Need support - lost 2 stone 3lbs, gained 9lbs

Hi all

I started my journey in Feb 2018 and lost 2st 3lbs. I was so chuffed and wanted to lose another 1.5 st. However I seemed to hit a plateau last November and really struggled to get my mind in the right frame (felt like no matter what I’d do, I wouldn’t start losing weight again).

This went on for a while - gaining then losing, gaining then losing - but over the last month I’ve gained and not lost. It’s like I’m losing hope in everything, especially my ability to be strong and practise willpower. I’ve lost a sense of rationality and motivation over my size and how I want to look. After a weekend away last week, feel like my weight has shot up despite the fact that I wasn’t bingeing on food but actually exercising a lot but I realise this is a result of lagging motivation and lack of serious effort over the past few months.

Looks like I’ve gained 9lbs (around 12.11lvs on scales now) and at the mo I’m in that place where I can do 3 days good then go over my calories on day 4 say.

Has anyone out there gained back so much on their journey but managed to get back on track and lose even more to get to goal? I’d love to hear from anyone with some supportive words or advice.

I feel terrible that I’ve let this gain happen despite all my success and happiness I’ve gained from achieving this. Sometimes I feel I’m destined never to reach my goal and enjoy the clothes that I’d love to wear etc.

Replies

  • 88olds
    88olds Posts: 4,454 Member
    edited May 2019
    This was my experience. Not sure how our numbers match up.

    Starting at 285 lbs. lost on my own just exercising and watching what I ate to about 215-220 lbs. Took about 18 months. Started training with weights. My blood pressure went down. I was overweight but in fairly good shape. Stayed stuck like this for several years.

    Then it all came unraveled. I gained back about 25lbs. In a year I was back at 240. My exercise program fell apart. Then I regained my footing. Lost back to my old sticking point of about 215lbs. Had to rebuild my entire workout routine. It was depressing.

    But now I was working harder than ever at the gym. Never could get lower than 212lbs. Stayed like this about another year, maybe 2. In desperation I joined Weight Watchers. Not a plug for them but it’s where I learned the value of a food diary. I got and used a food scale. WW is just calorie counting dressed up for copyright protection. In about 6 months I lost about 30+ lbs to under 184lbs. I’ve been here ever since. Years.

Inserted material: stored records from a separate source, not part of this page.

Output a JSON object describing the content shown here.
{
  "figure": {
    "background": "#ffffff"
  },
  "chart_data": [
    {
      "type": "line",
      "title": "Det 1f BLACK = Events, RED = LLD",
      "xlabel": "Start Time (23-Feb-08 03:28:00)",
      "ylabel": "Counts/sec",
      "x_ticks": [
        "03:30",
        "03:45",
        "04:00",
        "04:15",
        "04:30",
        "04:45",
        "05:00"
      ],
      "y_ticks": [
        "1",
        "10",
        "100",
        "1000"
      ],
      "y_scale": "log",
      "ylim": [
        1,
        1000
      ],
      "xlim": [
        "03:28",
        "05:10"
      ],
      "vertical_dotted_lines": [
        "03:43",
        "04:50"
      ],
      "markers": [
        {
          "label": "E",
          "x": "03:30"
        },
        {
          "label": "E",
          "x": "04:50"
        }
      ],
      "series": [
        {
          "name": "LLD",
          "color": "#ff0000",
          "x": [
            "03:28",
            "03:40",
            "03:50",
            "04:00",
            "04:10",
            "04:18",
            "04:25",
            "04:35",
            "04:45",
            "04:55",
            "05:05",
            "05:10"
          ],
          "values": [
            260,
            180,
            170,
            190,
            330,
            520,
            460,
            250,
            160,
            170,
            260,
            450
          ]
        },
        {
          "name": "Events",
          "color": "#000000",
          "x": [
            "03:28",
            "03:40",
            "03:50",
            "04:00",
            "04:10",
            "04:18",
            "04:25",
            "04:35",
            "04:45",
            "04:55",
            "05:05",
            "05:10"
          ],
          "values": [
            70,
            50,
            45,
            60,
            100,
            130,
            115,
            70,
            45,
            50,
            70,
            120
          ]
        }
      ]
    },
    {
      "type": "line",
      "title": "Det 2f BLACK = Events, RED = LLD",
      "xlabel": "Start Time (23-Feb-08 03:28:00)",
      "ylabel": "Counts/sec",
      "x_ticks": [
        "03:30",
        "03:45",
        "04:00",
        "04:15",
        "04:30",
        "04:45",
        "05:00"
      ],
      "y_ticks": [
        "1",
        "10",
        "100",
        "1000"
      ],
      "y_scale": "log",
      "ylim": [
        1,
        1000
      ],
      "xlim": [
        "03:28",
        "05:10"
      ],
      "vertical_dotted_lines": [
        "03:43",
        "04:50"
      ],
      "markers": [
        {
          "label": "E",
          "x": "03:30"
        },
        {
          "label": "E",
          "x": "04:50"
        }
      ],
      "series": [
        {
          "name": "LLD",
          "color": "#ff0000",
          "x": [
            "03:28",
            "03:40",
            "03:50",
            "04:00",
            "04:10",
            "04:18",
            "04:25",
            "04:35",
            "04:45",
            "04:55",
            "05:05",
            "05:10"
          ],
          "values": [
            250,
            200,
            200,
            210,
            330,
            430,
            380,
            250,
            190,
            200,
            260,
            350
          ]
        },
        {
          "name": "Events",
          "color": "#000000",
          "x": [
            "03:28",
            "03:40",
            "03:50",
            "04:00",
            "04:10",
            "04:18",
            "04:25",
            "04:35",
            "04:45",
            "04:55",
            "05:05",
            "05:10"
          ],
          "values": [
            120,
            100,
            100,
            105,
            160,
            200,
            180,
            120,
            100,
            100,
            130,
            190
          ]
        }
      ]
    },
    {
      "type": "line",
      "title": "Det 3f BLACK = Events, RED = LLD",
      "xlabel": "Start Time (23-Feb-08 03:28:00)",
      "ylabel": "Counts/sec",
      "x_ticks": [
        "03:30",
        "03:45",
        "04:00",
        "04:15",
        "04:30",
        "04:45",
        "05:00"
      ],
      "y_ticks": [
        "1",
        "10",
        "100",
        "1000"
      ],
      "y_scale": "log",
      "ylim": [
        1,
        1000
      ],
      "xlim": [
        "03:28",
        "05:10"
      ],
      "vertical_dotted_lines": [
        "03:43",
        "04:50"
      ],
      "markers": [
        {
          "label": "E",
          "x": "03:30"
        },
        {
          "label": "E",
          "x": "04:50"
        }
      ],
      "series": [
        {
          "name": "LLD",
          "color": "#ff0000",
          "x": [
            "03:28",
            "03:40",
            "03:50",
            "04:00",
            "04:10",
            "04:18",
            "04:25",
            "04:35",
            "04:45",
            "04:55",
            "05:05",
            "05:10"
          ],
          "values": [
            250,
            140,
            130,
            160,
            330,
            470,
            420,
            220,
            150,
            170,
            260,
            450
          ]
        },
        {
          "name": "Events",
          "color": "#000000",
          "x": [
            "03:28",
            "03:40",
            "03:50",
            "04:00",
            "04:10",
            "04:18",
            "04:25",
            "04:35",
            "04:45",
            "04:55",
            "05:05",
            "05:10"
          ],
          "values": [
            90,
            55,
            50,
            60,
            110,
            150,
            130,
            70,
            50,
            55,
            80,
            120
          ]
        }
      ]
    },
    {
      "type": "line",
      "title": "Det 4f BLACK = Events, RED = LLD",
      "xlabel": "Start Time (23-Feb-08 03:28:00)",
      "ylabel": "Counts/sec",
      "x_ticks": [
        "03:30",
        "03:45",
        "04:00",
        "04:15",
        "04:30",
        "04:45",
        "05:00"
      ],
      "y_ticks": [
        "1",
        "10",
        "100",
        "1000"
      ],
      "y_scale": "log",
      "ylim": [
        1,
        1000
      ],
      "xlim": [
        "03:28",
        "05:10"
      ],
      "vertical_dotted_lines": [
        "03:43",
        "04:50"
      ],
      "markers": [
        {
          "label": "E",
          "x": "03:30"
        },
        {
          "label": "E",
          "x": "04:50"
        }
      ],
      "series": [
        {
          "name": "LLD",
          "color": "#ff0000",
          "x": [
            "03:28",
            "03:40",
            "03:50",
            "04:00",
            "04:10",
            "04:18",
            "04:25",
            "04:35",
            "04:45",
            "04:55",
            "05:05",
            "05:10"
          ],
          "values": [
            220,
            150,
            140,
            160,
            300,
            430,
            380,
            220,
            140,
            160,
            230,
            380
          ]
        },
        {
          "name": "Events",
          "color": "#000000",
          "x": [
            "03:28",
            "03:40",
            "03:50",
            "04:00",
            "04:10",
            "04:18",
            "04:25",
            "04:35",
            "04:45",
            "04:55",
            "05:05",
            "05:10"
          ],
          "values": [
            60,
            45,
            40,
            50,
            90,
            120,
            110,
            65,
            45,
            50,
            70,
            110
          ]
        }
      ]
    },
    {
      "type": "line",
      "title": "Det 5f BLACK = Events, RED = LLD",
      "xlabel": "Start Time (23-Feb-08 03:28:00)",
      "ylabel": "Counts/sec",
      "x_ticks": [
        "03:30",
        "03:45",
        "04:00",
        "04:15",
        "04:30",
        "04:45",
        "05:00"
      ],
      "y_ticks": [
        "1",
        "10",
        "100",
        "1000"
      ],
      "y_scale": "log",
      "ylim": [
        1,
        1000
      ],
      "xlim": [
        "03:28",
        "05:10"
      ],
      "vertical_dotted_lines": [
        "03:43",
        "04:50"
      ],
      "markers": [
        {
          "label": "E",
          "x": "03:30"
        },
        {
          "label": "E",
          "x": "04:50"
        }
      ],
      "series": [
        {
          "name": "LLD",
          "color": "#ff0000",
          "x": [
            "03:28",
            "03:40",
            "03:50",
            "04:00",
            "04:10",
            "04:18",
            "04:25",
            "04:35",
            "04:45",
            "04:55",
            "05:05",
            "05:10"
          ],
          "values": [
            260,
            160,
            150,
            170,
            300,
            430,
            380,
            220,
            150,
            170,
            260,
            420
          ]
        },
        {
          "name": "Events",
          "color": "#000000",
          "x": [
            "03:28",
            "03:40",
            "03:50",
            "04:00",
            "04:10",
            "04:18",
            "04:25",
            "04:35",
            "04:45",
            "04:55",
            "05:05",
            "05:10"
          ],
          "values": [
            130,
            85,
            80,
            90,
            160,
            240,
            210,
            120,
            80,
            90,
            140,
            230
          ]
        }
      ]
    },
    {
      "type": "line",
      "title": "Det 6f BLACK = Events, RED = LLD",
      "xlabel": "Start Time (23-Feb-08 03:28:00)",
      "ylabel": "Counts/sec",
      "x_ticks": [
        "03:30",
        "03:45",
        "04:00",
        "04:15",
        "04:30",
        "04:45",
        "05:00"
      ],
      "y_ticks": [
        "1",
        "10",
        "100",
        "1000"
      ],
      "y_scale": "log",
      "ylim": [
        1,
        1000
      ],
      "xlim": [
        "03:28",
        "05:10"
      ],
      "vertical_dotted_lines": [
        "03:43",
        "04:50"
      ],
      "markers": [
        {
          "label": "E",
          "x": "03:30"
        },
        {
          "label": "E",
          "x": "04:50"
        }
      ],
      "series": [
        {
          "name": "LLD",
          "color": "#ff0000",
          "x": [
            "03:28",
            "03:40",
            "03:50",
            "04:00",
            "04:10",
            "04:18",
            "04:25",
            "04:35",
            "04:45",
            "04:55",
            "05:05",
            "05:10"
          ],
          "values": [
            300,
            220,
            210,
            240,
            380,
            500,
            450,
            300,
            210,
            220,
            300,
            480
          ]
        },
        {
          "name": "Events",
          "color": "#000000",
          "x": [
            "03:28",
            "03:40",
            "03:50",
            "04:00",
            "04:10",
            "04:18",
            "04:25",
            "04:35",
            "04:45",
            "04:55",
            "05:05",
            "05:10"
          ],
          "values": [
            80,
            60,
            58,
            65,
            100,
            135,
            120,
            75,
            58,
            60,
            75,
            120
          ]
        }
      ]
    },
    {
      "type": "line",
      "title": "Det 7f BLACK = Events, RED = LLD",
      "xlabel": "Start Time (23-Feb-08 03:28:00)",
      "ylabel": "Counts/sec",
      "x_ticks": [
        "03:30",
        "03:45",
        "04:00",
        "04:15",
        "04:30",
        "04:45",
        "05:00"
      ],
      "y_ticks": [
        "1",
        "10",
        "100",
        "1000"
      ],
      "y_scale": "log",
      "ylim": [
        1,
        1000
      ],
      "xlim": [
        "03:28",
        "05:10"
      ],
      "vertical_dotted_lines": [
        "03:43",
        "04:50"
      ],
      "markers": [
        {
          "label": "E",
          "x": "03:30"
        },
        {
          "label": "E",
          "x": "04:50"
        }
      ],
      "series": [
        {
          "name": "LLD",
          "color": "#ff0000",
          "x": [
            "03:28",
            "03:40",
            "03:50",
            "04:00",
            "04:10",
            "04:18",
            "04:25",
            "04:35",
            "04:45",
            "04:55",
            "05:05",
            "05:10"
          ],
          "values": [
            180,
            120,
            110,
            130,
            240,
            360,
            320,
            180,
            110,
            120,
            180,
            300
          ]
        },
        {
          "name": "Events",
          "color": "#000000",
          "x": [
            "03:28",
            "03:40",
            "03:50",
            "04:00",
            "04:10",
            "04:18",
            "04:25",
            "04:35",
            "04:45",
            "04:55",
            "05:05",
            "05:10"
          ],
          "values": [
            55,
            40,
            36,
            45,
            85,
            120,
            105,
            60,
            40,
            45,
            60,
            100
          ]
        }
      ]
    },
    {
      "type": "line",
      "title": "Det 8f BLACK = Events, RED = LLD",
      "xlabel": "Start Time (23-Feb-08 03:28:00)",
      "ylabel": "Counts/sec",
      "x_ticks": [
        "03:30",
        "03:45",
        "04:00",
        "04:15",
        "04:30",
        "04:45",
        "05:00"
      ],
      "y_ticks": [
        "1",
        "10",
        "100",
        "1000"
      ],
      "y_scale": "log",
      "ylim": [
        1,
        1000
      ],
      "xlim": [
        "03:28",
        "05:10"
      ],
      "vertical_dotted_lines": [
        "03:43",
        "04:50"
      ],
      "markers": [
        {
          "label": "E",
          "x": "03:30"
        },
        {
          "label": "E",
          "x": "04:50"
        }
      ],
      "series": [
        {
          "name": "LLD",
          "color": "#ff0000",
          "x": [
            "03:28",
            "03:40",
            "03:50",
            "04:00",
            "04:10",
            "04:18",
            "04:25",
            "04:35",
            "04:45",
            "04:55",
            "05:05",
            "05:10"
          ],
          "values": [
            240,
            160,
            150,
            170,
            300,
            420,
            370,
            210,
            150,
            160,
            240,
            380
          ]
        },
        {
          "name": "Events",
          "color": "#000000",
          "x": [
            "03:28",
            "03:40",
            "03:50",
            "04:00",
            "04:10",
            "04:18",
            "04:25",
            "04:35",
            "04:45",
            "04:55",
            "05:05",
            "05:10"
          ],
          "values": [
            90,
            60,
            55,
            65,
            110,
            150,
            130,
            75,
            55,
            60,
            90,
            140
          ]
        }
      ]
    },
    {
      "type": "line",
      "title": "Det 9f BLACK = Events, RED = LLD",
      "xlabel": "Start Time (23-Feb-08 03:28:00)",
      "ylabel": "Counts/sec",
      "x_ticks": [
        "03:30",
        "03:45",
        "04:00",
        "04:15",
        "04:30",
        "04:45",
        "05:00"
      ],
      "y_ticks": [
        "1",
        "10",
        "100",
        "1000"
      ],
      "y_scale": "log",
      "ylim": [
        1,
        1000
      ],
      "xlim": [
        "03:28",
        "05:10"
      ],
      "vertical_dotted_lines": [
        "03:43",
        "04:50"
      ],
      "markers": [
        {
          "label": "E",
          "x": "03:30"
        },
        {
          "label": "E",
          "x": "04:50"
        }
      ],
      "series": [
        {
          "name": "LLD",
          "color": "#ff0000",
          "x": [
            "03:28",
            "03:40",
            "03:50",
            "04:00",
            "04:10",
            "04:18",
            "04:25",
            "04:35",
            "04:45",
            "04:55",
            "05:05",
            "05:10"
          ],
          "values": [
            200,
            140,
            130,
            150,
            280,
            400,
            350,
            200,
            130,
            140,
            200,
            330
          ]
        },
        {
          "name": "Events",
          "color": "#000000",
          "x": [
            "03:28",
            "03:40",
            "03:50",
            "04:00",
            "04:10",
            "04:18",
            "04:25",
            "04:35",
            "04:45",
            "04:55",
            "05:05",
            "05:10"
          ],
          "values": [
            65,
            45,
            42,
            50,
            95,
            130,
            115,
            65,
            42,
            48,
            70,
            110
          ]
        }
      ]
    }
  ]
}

    You make an interesting point in your post. You, everyone, needs hope. And there seems to be something about weight loss and negative thinking. Our brains are constantly trying to convince us that all of our efforts are for nothing. Don’t believe it. Push back.

    Make a plan. Take a long term view. If you aren’t getting anywhere over a reasonable test period, say 4-6 weeks, adjust. Make your plan better. Never quit tinkering with your plan. If you want to get to goal weight and stay there the tinkering and adjusting never ends.

    The way I look at it I had to reinvent my program about 3-4 times to lose 100lbs.
    I didn’t like joining WW at first. I thought it was embarrassing. But tracking worked. You can do it for free on MFP. It takes time to learn but with persistence and time it works. Stick with it. You can do this.
  • kx7003
    kx7003 Posts: 102 Member
    What was it that made you start consuming too much after such an impressive loss? Was it just a bad day that triggered excessive calorie consumption and then you just couldn’t stop binge eating?
  • hoops1888
    hoops1888 Posts: 93 Member
    88olds, thanks for your story. It’s really good to see that it is possible to climb back onto the ladder. Sometimes I’ve felt like I’d just give up and let it all go on again because messing up is so demoralising.

    kx7003, I feel like what’s caused this is me allowing my resistance muscle to get weaker and weaker. So I’m not bad in the house but it’s the dinners out and the drinks and drinks that come afterwards that I have struggled to curb. Having said that, before I lost all the weight that was a problem for me but I overcame it and was able to do all that in moderation and making better choices. I’m on anti depressants but they have become ineffective over the past couple of months so perhaps that’s not helping; currently been prescribed other ones to switch to. I’m not sure exactly what has caused this but it’s a weird mental weakness and feeling like I’m destined to fail and put it all back on despite how good I had it before.